Slow Trader Fund Update

I was keen on a 30% increase in the fund this year, and I still think we will do this. That sort of growth for a common fund is perfect, if done consistently it can be outstanding, but I’m after achieving a lot more. I also want control of risk.

When I trade longer-term charts, I do very well for a while then get hit unexpectedly. It is this uncertainty that prevents me from investing in the traditional sense.

My passion is day trading; this has come about only over the last three years or so. Previously I used a similar trading strategy but with different time frames. Traded from the daily or 4-hour charts, a trade was, therefore, held for several days or weeks. And I would concurrently day-trade a small amount of personal money.

This has changed in that I’m shy of holding money over longer periods in a trade. I’m much more comfortable watching a trade, and be in and out again several times in the day, and never holding overnight.
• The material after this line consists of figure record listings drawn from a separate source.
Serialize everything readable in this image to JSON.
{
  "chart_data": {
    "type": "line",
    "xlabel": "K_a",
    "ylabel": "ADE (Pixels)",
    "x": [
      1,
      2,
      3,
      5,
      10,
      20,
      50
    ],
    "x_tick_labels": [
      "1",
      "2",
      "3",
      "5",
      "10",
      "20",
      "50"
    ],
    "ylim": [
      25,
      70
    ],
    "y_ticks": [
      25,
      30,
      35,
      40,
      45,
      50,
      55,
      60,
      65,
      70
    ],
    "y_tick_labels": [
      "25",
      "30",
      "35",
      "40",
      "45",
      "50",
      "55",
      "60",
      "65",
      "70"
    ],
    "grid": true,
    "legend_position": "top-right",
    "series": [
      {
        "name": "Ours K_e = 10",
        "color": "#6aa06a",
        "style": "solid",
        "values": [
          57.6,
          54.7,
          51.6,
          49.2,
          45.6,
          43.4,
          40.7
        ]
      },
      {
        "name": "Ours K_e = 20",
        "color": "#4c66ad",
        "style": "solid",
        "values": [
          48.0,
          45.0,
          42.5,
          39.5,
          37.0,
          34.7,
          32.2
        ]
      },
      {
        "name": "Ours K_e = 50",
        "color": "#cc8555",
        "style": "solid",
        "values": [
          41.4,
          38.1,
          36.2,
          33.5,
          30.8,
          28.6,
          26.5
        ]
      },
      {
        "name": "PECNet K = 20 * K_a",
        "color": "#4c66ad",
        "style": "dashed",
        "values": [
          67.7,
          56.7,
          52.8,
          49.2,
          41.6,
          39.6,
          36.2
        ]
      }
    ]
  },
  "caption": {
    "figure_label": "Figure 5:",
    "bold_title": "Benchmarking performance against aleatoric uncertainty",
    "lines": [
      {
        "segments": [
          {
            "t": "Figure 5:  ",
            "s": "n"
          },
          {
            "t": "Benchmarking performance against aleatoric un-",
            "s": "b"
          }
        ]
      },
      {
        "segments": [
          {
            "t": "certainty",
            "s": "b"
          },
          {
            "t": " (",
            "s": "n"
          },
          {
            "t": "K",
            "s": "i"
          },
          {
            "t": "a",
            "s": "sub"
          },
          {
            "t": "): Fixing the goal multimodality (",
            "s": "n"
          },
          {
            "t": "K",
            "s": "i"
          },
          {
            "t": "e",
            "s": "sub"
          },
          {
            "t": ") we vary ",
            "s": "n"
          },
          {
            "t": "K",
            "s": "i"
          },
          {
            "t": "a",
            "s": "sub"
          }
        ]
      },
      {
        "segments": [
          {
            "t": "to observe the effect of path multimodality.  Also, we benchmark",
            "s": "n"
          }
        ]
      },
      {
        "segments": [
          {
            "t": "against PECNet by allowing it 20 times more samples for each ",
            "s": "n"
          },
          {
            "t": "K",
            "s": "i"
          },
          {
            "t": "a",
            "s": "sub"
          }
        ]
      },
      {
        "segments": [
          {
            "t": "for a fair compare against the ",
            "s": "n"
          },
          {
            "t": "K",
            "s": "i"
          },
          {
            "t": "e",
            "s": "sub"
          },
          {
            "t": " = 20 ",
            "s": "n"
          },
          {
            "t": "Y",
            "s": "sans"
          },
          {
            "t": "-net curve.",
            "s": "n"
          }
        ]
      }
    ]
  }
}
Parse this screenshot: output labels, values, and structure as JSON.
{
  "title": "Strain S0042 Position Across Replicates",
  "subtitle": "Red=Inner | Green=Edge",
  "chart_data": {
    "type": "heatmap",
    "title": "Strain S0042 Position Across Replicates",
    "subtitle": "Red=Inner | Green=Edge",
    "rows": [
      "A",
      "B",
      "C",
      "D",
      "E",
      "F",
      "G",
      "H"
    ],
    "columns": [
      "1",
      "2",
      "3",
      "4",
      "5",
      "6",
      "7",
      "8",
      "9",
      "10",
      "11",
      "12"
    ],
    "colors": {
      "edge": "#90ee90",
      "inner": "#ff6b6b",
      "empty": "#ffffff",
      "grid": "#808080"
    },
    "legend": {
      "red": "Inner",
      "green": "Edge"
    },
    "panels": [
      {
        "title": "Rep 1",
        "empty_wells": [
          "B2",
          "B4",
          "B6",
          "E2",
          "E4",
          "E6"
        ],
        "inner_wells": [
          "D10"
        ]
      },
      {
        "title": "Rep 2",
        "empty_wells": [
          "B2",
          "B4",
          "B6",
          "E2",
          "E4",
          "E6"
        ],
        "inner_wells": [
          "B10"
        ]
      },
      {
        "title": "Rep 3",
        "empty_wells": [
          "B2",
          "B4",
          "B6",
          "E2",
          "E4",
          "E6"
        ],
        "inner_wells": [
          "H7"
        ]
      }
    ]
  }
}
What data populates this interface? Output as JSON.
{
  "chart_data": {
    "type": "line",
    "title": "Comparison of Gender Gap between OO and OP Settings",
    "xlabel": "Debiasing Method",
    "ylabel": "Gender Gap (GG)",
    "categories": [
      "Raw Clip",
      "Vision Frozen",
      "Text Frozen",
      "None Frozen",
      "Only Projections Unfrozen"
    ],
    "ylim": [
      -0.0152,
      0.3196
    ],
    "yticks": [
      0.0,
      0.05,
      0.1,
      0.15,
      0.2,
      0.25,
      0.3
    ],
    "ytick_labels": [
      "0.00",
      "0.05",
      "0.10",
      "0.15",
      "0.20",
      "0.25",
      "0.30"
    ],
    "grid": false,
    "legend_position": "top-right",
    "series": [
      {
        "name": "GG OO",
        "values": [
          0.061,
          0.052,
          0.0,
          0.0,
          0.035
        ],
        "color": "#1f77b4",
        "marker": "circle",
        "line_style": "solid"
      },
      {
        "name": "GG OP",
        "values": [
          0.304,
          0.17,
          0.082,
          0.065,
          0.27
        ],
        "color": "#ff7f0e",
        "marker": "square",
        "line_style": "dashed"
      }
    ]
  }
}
The reason that I’m now doing this is that I like to be in control. Particularly with other people’s money. To say that I’m day-trading, rather than using a sensible medium-term investment strategy, because of my consideration to risk, is barmy to traditional investors. They’ve always understood that day-trading is risky.

They are correct, ordinarily. But it’s like fishing with a rod and line from a boat or free diving with a spear gun. We are not going to survive the first dive if we jump in and are expected to hold our breath for several minutes. We’d be better off and more prosperous fishing from the boat. But to the conditioned, free diver the ability to catch fish is far more precise and consistent.

Cynics would say ‘get a net’. But when the so-called ‘medium risk’ investors with a net hit a storm, they can lose the lot. So when they think they’re a medium risk, they are not.

The day-trader will trade small and often. In contrast, for the medium-term trader, the exposure is usually more extensive and over fewer trades. Rewards from day-trading can be exceptional. But it takes time to learn. Like many things, I think worth the wait.

However, I appreciate that investors may have other ideas. As I’m moving the fund to 100% day-trading the funds are available for transfer at no notice. Well, one day’s notice.

To a certain extent, I trade at an amount proportional to the fund. That is the intention. But my competency is the principal measure. For all of this year, I’ve traded small. However, the trade amount, when it moves, will increase substantially.

For instance, risk per trade has recently moved from a few pounds to £150 per trade, and will very soon be £300 per trade. The next step after that is to £600 per trade, where it will stay for some considerable time. I will take half a dozen or more trades per day. Moreover, I will trade twice within the same risk where appropriate.

If we’ve mastered the day-trade, then the potential is clear.

Amount per trade

A disjointed week of trading. Monday is for backtesting, at least for us for the near future. Tuesday was a day of local teacher strikes, so, as I don’t have a ‘proper job’ I’m asked to look after the grandkids. Of course, I say yes. Wednesday went well with a full win (I explain full win next). Poor communication resulted in a partial loss on Thursday. We spent the afternoon of Thursday resolving this through backtest and practise. Friday was the ‘non-farm payroll’ day which comes around every first Friday of every month and which, at present, we don’t trade. The week can be quickly eaten into if we don’t concentrate and dedicate ourselves to the task.

What do I mean by a full win? Take the average size of a market. Typically, we can trade the currency pair GBP USD with between a 20 (near) and a 60 (far) pip stop. (During a non-farm Friday up to 240 pip stop may be required).

We usually have a distant stop of 60 pips and a near stop of 20 pips, and we trade anything in between. We take two concurrent trades per trade entry. The first trade is a scalp (a reward that is at least one times the risk) and the second and simultaneous trade which is also a scalp or, wherever possible, converted to a swing (a reward that is at least twice the risk).

Putting on two trades each time or taking partial profits from a single trade, if your broker allows this, amount to the same thing. Two separate and concurrent trades have advantages but can be challenging to manage.

Back to our example, the minimum we can trade on the GBP USD is £1 per pip. Therefore, with a stop at 60 pips and two concurrent trades: that’s £60 + £60 = £120 per trade. Each trade must be the same regarding management and potential loss. With this in mind, a closer trade with a 20 pip stop would require £3 per trade ((20 x £3) + (20 x £3) = £120).

That is why for GBP USD we have a minimum trade of £120. If our stop is, say, 30 pips or 40 pips, then we have to do a quick mental calculation to know how much to trade to retain the same potential, pre-agreed, loss per trade.

Trades for us grow exponentially. As confidence increases, and we trade without emotion, then our trades will build. For example £120 per trade (£60 + £60 risk), £240 (£120 + £120 risk), £480 (£240 + £240 risk), £960 (£480 + £480 risk) and so on and so forth – but then we need to consider spread and the effect this has.

Each of the above represents a full win. At present, we trade £240 (£120 + £120 risk) per trade.